In order to edit the project files using PyCharm, you should:

  • Open the project folder in PyCharm
  • Create a new Python environment for the project:
    • Open PyCharm’s settings
    • Click on “Project: climate”
    • Click on “Project Interpreter”
    • In the interpreter dropdown, select “Show all…”
    • Click the “+” button at the bottom of the window
    • Click “OK”
  • Install the project’s needed Python libraries. PyCharm should prompt you to do so; just click OK.

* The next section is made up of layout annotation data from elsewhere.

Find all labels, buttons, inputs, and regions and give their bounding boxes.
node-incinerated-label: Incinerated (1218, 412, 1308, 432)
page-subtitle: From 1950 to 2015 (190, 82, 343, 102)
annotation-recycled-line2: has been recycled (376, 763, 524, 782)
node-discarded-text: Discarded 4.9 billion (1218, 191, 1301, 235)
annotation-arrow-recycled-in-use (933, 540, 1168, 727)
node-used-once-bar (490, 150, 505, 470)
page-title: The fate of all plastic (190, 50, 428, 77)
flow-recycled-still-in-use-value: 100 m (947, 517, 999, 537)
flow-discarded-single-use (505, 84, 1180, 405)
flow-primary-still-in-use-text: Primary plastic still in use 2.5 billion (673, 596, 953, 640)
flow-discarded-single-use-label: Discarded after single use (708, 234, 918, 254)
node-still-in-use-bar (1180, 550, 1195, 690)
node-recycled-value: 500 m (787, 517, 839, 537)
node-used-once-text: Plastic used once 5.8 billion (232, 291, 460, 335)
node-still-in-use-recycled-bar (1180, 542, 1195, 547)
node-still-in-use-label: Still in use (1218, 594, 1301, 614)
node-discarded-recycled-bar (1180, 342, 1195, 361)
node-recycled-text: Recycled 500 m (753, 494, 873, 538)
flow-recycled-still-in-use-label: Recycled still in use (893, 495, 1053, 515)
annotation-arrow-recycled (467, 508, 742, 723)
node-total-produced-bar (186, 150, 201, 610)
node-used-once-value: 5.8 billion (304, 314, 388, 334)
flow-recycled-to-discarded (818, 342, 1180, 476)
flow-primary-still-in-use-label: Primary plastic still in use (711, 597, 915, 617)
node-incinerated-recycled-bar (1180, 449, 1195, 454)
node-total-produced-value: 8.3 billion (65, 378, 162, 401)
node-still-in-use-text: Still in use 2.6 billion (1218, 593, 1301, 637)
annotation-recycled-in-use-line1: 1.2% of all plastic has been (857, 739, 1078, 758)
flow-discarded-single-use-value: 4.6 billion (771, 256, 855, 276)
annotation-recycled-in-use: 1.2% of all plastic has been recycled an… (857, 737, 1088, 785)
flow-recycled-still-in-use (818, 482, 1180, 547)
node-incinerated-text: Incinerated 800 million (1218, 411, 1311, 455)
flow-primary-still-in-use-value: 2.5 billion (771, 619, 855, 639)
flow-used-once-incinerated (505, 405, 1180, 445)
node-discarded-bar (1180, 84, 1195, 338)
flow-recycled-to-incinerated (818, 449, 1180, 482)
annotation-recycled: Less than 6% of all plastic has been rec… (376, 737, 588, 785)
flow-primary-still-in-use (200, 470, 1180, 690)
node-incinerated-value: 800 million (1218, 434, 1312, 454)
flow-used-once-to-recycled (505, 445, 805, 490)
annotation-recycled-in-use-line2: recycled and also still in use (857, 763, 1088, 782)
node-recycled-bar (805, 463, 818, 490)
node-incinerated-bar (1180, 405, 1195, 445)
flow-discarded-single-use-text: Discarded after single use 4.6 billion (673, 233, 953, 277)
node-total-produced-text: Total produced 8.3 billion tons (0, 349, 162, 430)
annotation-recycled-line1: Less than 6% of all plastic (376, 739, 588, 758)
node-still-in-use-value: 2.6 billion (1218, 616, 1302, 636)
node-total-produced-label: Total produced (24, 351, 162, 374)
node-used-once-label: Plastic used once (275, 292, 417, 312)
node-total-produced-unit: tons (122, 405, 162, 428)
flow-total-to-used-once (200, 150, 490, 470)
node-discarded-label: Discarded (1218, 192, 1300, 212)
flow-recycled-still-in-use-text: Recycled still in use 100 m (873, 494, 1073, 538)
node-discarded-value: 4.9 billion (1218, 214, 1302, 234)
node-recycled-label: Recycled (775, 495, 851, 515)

If you have any trouble with this process, please post on Campuswire!

Design check

For the design check, you should submit a README.txt file with answers to the following questions:

  1. What state will the simulator need to track? Be specific about the data structures you will use to track each piece of state.
  2. Why does each policy’s emit method need to take in the same arguments? Think about the implementation of the simulator’s advance_year method.
  3. What arguments should the emit methods take?

README question

In addition to late day information, your final README should answer the following question.

Imagine creating a similar pollution simulation, this time for Earth. Detail the full process you’d take to create an accurate model and the advantages/disadvantages of your design choices. Feel free to draw inspiration from similar simulations that exist. Consider addressing:

  • Collecting data: what kind of data, where you’d source it from, assumptions/allowances you’d make, etc.
  • Constructing the simulation: variables to include, testing methods, consultations with experts to check its accuracy, etc.
  • Publicizing your work: how you will frame its purpose, the reactions of parties who may be affected, how it could be used in a positive or negative way, etc.

Emphasize the differences between this simulation for Earth and one for a fictional planet, like in this assignment — what ethical considerations must you take into account given the real impact this simulation can have?

Handin

You may submit as many times as you want. Only your latest submission will be graded. This means that if you submit after the deadline, you will be using a late day – so do NOT submit after the deadline unless you plan on using late days.

The README template can be found here.

Please follow the design and clarity guide–part of your grade will be for code style and clarity. After completing the homework, you will submit:

  • README.txt
  • simulator.py
  • test_simulator.py
  • policies.py
  • test_policies.py

Because all we need are the files, you do not need to submit the whole project folder. As long as the file you create has the same name as what needs to be submitted, you’re good to go!

If you are using late days, make sure to make a note of that in your README. Remember, you may only use a maximum of 3 late days per assignment. If the assignment is late (and you do NOT have anymore late days) no credit will be given.

Please don’t put your name anywhere in any of the handin files–we grade assigments anonymously!

You can follow this step-by-step guide for submitting assignments through gradescope here.